É a partir deste panorama que Silva defende que as demandas do Sul Global sejam representadas e tratadas com seriedade e a reforma da governança pode ser um primeiro passo para tratar as questões dessas nações, principalmente, para promover a transição ecológica. "Uma reforma que queira tratar de desigualdades, enquanto resolve outros problemas pode ter a geração de empregos verdes como elemento central. Isso demanda investimentos e recursos que os países do Sul Global não têm ou têm dificuldade de acessar - crédito de longo prazo, financiamento de projetos direcionados - mas que podem e precisam ser melhor direcionados a partir de reformas na governança econômica internacional", exemplifica Pedro.
Governança internacional precisa de mudanças essenciais
Luiz Vieira propõe ainda mudanças no equilíbrio do poder decisório global. Ele sugere o fim do acordo informal que mantém a liderança do FMI com os europeus e a presidência do Banco Mundial com os americanos. Para ele, a seleção dos líderes dessas instituições deveria ser baseada em mérito e acontecer em processos formais e transparentes. Outra mudança indicada pelo especialista é a suspensão imediata do sistema de sobretaxas do FMI, que penaliza países pelo tamanho ou duração de seus empréstimos.
Para Vieira, é fundamental que tanto o Banco Mundial como o FMI desenvolvam uma política de direitos humanos como orientadora dos seus programas e iniciativas, como base para criar um sistema financeiro internacional mais justo e equitativo. Por fim, indica que as instituições de Bretton Woods sejam integradas ao sistema ONU, com "a gestão e elaboração do sistema financeiro significativamente transferido para a ONU", exemplifica, "O FMI não deveria ter um papel chave no processo de resolução de crises de dívidas – sendo que a instituição é credora e, portanto, sofre de um conflito de interesse durante os processos", reforça.
Gustavo Blum destacou que a complexidade da situação da ONU no que se refere a uma reforma não se deve necessariamente à sua estrutura, mas à evolução de suas funções ao longo das últimas décadas. Segundo ele, a organização expandiu seu papel de um fórum internacional de debates para uma entidade com uma agenda mais propositiva, oferecendo diretrizes para os Estados membros.

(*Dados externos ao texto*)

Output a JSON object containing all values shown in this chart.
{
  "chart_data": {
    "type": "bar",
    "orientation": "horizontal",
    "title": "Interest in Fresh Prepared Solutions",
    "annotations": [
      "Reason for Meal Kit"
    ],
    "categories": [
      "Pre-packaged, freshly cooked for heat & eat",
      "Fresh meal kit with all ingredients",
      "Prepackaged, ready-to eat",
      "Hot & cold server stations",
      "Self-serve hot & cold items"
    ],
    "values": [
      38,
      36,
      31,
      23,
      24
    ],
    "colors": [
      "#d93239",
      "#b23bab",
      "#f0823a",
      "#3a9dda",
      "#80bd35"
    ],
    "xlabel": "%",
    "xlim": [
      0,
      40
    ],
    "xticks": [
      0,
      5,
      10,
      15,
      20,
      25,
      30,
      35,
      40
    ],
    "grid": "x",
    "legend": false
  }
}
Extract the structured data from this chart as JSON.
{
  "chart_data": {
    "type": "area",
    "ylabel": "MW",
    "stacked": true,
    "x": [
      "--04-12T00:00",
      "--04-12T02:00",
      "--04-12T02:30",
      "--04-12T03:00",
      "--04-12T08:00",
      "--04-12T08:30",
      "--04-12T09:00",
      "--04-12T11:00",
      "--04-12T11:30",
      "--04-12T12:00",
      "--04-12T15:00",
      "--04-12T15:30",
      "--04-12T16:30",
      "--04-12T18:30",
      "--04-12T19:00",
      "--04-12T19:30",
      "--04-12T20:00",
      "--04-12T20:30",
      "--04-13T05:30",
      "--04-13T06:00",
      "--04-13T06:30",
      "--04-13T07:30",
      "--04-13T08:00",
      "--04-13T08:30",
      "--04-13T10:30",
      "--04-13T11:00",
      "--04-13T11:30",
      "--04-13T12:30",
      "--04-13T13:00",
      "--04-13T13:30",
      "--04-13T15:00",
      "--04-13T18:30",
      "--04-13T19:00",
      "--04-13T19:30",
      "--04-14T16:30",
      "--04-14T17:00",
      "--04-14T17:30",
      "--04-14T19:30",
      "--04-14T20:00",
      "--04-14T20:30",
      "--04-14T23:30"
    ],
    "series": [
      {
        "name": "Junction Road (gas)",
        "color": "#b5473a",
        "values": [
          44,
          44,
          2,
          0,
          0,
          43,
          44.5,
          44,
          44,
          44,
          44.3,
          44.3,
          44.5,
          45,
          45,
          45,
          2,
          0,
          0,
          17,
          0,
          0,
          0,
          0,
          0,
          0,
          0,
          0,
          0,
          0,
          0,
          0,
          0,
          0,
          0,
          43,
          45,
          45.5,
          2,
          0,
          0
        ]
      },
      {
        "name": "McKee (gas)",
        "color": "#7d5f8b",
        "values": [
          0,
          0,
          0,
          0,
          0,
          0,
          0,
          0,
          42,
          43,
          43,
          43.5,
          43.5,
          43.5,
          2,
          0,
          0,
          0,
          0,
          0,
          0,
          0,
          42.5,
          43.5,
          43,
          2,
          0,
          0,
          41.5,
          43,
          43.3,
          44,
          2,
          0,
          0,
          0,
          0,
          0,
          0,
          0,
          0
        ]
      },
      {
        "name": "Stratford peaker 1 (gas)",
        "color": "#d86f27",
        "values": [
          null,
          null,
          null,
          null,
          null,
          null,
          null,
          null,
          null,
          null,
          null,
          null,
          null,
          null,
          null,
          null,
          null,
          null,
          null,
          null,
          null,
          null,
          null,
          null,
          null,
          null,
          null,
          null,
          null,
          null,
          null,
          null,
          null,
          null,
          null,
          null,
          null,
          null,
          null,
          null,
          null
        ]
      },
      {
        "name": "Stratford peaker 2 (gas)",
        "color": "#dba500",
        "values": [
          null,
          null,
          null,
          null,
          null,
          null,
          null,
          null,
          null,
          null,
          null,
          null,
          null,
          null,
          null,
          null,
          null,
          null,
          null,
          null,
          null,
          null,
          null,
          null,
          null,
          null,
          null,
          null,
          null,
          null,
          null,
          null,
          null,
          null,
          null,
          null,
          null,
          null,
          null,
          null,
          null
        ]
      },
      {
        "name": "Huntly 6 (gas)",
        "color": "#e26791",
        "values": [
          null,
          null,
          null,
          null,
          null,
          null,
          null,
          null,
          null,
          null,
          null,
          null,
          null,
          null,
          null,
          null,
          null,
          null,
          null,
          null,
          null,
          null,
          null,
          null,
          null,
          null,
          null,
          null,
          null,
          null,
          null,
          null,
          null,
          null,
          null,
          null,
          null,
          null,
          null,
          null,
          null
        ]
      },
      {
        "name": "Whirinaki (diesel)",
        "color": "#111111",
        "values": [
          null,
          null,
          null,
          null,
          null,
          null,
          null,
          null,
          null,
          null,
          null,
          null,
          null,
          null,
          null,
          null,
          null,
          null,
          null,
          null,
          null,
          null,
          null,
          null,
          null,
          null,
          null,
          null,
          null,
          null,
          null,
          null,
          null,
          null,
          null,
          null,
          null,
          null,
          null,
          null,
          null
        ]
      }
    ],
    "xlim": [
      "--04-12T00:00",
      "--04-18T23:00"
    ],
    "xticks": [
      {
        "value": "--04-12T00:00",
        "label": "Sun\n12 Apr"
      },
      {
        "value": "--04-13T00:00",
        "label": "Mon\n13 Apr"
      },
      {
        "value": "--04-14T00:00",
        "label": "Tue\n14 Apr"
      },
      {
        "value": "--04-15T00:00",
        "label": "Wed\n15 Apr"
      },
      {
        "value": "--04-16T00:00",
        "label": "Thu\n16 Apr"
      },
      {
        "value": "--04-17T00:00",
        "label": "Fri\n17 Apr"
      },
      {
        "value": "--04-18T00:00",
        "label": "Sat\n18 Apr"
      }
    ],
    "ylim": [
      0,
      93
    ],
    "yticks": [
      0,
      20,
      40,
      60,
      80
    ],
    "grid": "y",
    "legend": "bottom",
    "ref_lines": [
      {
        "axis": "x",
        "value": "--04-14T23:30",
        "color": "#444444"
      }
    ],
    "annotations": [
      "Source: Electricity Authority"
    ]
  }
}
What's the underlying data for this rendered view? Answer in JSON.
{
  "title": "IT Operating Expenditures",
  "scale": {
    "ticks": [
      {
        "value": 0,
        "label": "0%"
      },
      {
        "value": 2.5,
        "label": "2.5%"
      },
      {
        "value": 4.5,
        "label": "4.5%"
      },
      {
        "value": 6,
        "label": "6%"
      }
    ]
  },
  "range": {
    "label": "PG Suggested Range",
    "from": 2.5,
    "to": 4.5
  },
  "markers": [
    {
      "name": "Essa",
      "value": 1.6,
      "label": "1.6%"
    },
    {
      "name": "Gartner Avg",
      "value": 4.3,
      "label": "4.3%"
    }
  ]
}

O analista enfatizou a importância de iniciativas como os Objetivos de Desenvolvimento do Milênio, os Objetivos do Desenvolvimento Sustentável e a Agenda 2030, que transformaram a ONU em um referencial para políticas públicas globais. Mas Blum apontou que o sucesso dessas iniciativas depende da adesão voluntária dos países, o que está fora do controle direto da organização. "Encontrar uma forma de engajar os países, além de formas de avançar na democratização internacional destas instituições, parece ser um caminho importante a trilhar atualmente", indicou.